[Haskell-cafe] Re: Bound threads

[Marcin 'Qrczak' Kowalczyk]

Wolfgang Thaller <wolfgang.thaller at gmx.net> writes:

>> Indeed, my brain is melting, but I did it :-)
>
> Congratulations. How about we found a "Bound-thread-induced brain
> melt victims' support group"?

The melt was entertaining :-)

> Besides simplicity, one of the main reasons for moving our select()
> call from the run-time system to the libraries was to avoid the
> performance hit of having to call select() every time through the
> scheduler loop rather than only once per IO operation.

I use epoll when available. It's Linux-specific and allows to register
and unregister descriptors separately from waiting. This not only
saves process time to set up the array, but also kernel time scanning
the array and hooking to files.

I've heard BSD kqueue mechanism has similar properties.
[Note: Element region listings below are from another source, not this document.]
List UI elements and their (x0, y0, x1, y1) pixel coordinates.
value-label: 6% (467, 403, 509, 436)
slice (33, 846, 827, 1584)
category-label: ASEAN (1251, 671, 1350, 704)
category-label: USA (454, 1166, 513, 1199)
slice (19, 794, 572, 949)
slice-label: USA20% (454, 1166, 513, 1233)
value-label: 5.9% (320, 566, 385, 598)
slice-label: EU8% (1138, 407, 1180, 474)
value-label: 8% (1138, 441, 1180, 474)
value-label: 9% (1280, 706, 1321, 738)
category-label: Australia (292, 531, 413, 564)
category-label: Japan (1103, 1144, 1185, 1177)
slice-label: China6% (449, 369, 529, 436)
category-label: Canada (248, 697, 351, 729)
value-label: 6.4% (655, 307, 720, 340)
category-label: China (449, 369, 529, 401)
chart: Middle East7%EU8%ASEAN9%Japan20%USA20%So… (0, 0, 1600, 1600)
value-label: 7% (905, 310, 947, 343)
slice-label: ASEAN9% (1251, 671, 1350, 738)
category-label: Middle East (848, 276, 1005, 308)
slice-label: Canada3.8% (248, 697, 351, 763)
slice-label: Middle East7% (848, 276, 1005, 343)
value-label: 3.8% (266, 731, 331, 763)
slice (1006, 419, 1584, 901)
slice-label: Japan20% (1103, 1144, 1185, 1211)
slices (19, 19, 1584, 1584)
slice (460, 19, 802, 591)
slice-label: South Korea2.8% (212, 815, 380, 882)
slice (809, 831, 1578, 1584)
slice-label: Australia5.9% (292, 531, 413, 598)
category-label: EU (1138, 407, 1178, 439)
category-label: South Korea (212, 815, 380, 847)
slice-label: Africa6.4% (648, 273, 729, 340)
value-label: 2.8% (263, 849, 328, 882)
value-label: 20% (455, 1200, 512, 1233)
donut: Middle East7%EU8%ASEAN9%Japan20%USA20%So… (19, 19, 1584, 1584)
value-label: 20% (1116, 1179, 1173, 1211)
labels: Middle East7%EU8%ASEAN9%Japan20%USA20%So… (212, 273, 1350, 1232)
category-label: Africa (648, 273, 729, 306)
I unregister descriptors from epoll "lazily": when epoll returned
that data is available but no thread was in fact waiting for it. This
saves repeated registration when a thread alternates between I/O and
computation.

When the scheduler determines that it has no thread to wake up
immediately, it performs a GC before going to wait if the program
did roughly at least half of work until the next normal GC.

> Imagine having one or more (unbound) threads that spend most of their
> time waiting for IO, and a bunch of (also unbound) threads that do
> some computation. If select() is part of the scheduler loop, you will
> get a select() call whenever a thread-switch between the computation
> threads happens.

Actually once the next thread in the "running and I/O" queue is an I/O
thread, not in every scheduler iteration. Or more precisely a consecutive
span of I/O threads in this queue.

epoll_wait takes 0.2 us here, poll takes 1 us, select takes 0.6 us
(1 descriptor in each case). I wonder why poll is slower than select.

I was thinking about integration with gtk/glib event loop. There are
two ways: either we ask glib to poll using a function supplied by us,
or we perform polling using glib functions instead of raw epoll / poll
/ select. The first choice seems better because otherwise callbacks
registered at glib were started from the scheduler and this will not
work, it's even not clear on behalf of which thread they should run.
In this case we must provide a function with an interface of poll().

Without additional support in the runtime (other than making file
objects which don't close their underlying file, but this is easy),
the function can be implemented by starting a thread for each
descriptor, collecting the results, and cancelling threads when some
descriptor is ready or when the timeout expires. Let's assume that
real poll is used by our scheduler and that no other thread does I/O
at the moment, and see what really happens:
- the threads are created at the end of the run queue
- other threads in the program execute their time slices
- each of the newly created threads is marked as waiting for I/O
- other threads in the program execute again (ugh)
- the scheduler looks at the first I/O thread and makes poll()
- all threads whose I/O is ready are woken up
- the next running thread is chosen (perhaps one of threads woken up
  in the previous step)
- it notifies the manager thread that glib-poll-emulation is ready
- when execution reaches the manager, it kills other threads and
  reports the result to glib

It seems that other than a bunch of context switches there is not much
work besides the required minimum. (It gets worse wich epoll, which is
suitable for a mostly unchanging set of watched descriptors.)

With GHC implementation I think each thread which adds a descriptor
will wake up the service thread through a pipe, and later they will
wake it up again to unregister files when they become cancelled.

>> All threads except the thread performing the fork become unbound.
>> [...]
>
> What happens when fork is called from an unbound thread? Does it
> become bound in the child process?

No. But in ForkProcess and ForkProcessKillThreads this thread plays
the role of the main thread: it receives Unix signals; it receives
internal asynchronous signals like heap overflow and deadlock; when it
terminates, the process terminates; if it terminates with an unhandled
exception, a handler which normally prints the stack trace is called.
AtExit handlers are not run though.

I don't know what should be done, this got quite hairy. Actually the
above termination semantics currently applies only when fork is called
with an I/O action as an argument. It can also be called without,
like C fork(), and in this case the behavior is ugly: if the new main
thread in the child process was not the main thread before, its
termination is not special and there will be a deadlock. This should
be changed somehow.

In any case, when the previous main thread terminates (as it's
cancelled cleanly by ForkProcess), it checks whether it's still the
main thread. If not, it disappears like normal threads, except that
its OS thread will wait on a condition variable forever.

-- 
   __("<         Marcin Kowalczyk
   \__/       qrczak at knm.org.pl
    ^^     http://qrnik.knm.org.pl/~qrczak/